Blog post —
Are Plastics Quietly Rewriting Our Future?
FloWater Co-founder and CEO Rich ‘Raz’ Razgaitis reflects on the growing evidence linking declining human fertility to microplastics and toxic chemicals, and why we can no longer afford to ignore it.
I didn’t expect a Netflix documentary about couples struggling to conceive to stay with me the way it has. Not because the stories were unfamiliar, but because of the quiet thread running through all of them. A question that felt less like speculation and more like a warning.
What is happening to human fertility?
Data from numerous studies indicates sperm counts in men have dropped by about 50–60% globally since the 1970s and has accelerated since around 2000. For example, a 2017 meta-analysis at the Ican School of Medicine at Mount Sinai, published in the journal Human Reproduction Update, delved into 185 studies covering nearly 43,000 men from 1973 to 2011 in the United States and other Western countries. It specifically found a 59.3% decline in total sperm count among men in North America, Europe, Australia and New Zealand.
What this all means is that today’s average man may have roughly half the sperm count of his grandfather. That surely is a major public health signal.
As a father of two daughters, I found myself watching Netflix’s ‘The Plastic Detox’ not just as a business leader, but as a parent thinking about their future, and the future of children they may one day have. It is hard not to feel a knot in your stomach when you hear the growing body of scientific evidence pointing to a dramatic decline in male fertility.
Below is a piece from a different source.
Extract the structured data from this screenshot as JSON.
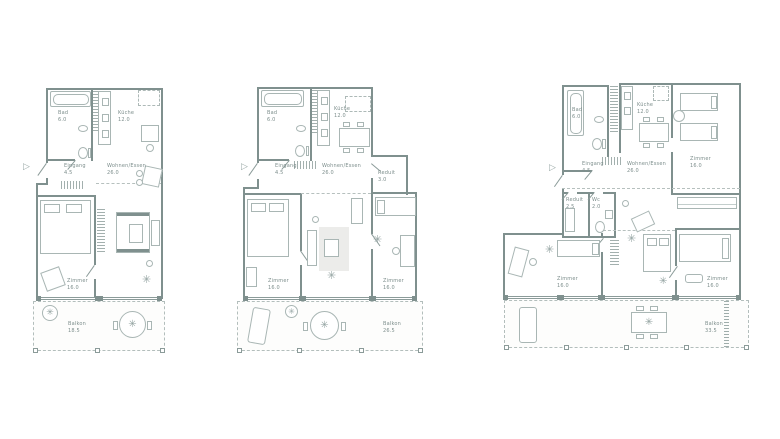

Even harder when researchers are increasingly connecting the dots to microplastics and the toxic chemicals they carry, including PFAS.
I want to be clear. I am not here to scaremonger. Fear alone doesn’t solve anything. But awareness matters. Because once you start paying attention, you realise how deeply embedded plastic has become in our daily lives. Not just the obvious single use items we throw away, but the invisible particles that find their way into the water we drink, the food we eat, even the air around us.
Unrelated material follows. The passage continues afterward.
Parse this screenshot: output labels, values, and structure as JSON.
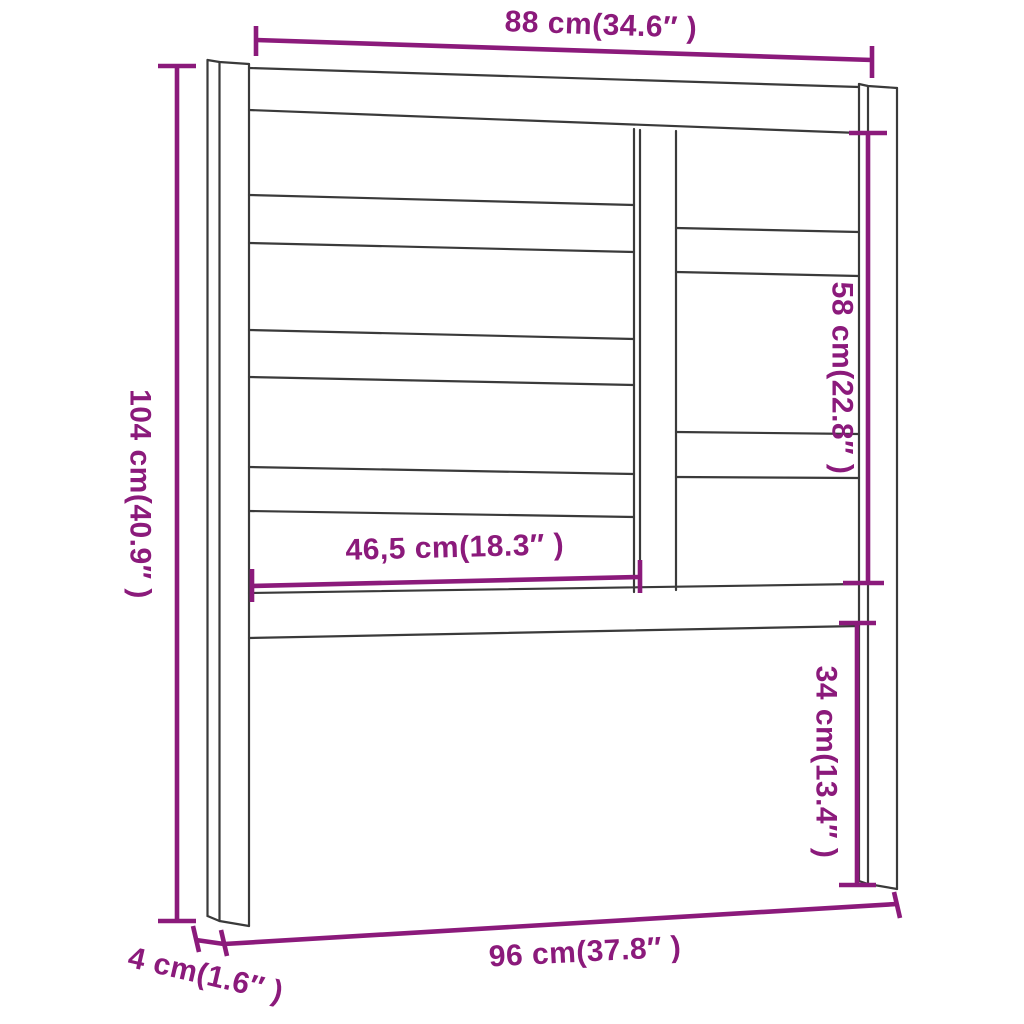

At FloWater, we have long asked a difficult question. What if single use plastics are not just waste, but a human made invasive species? Something that spreads, persists, and slowly disrupts the systems we depend on, including our own bodies.
A decade ago, that question felt provocative. Today, based on the mounting evidence, it feels uncomfortably plausible.
The good news is that this is not a problem without solutions. In fact, some of the most powerful actions are also the simplest. Avoiding single use plastic water bottles. Reducing reliance on disposable packaging wherever possible. Choosing systems and habits that prioritise long term health over short term convenience. These ideas have been at the core of the FloWater mission since we started in 2013, and they feel more urgent now than ever.
But let’s be honest. Detoxing from plastic is not going to be easy. Micro and nano plastics are already everywhere. They are in the air we breathe, the food we eat, and the water we drink from our taps and the bottles we buy in grocery stores. This is not about perfection. It is about progress, intention, and collective effort.
For businesses, this means rethinking how you provide water and reduce waste in your workplaces. For consumers, it means making small, consistent choices that add up over time. For all of us, it means refusing to look away.
Because this is not just about the environment anymore. It is about human health, fertility, and the kind of future we are creating for the next generation.
So, start somewhere. Change one habit. Question one default. And then keep going.